Depois de um desempenho recorde em 2025, com um crescimento de 7% e um volume global superior a 35 biliões de dólares, o comércio deverá continuar a crescer em 2026, embora a um ritmo mais moderado. A economia mundial deverá crescer 2,6%, com uma desaceleração mais acentuada nas economias em desenvolvimento, excluindo a China, num cenário agravado por tensões geopolíticas e políticas económicas mais restritivas.

O relatório destaca o aumento do recurso a tarifas como instrumento estratégico ligado a objectivos industriais e geopolíticos, uma tendência que tem vindo a intensificar-se e que gera incerteza, eleva custos e afecta de forma desproporcionada as economias mais pequenas. Ao mesmo tempo, as cadeias globais de valor estão a ser reconfiguradas para privilegiar a gestão de riscos em detrimento da eficiência de custos, criando oportunidades para alguns países em desenvolvimento, mas também riscos de exclusão para os mais vulneráveis.

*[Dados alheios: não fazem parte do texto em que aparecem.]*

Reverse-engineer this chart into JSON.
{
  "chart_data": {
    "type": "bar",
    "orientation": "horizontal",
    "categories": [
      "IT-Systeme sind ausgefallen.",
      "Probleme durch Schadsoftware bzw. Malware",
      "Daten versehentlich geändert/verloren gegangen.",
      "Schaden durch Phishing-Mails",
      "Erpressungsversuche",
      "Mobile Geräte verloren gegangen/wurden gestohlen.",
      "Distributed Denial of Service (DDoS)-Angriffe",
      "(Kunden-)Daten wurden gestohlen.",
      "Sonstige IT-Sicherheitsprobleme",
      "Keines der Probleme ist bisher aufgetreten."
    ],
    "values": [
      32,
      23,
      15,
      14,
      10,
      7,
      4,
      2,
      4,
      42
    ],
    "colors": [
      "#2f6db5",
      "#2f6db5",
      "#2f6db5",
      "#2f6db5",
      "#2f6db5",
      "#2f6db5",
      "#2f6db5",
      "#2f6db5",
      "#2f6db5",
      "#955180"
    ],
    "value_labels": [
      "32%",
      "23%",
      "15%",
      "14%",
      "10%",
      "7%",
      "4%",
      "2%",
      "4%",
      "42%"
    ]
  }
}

Apesar dos constrangimentos, o comércio Sul-Sul continua a ganhar peso, representando já mais de metade das exportações dos países em desenvolvimento. A UNCTAD sublinha ainda o crescimento do comércio de serviços impulsionado pela digitalização, embora persistam fortes desigualdades, e apela ao reforço da cooperação internacional e de políticas comerciais inclusivas para que os países em desenvolvimento possam enfrentar os desafios e aproveitar as oportunidades do comércio global em 2026.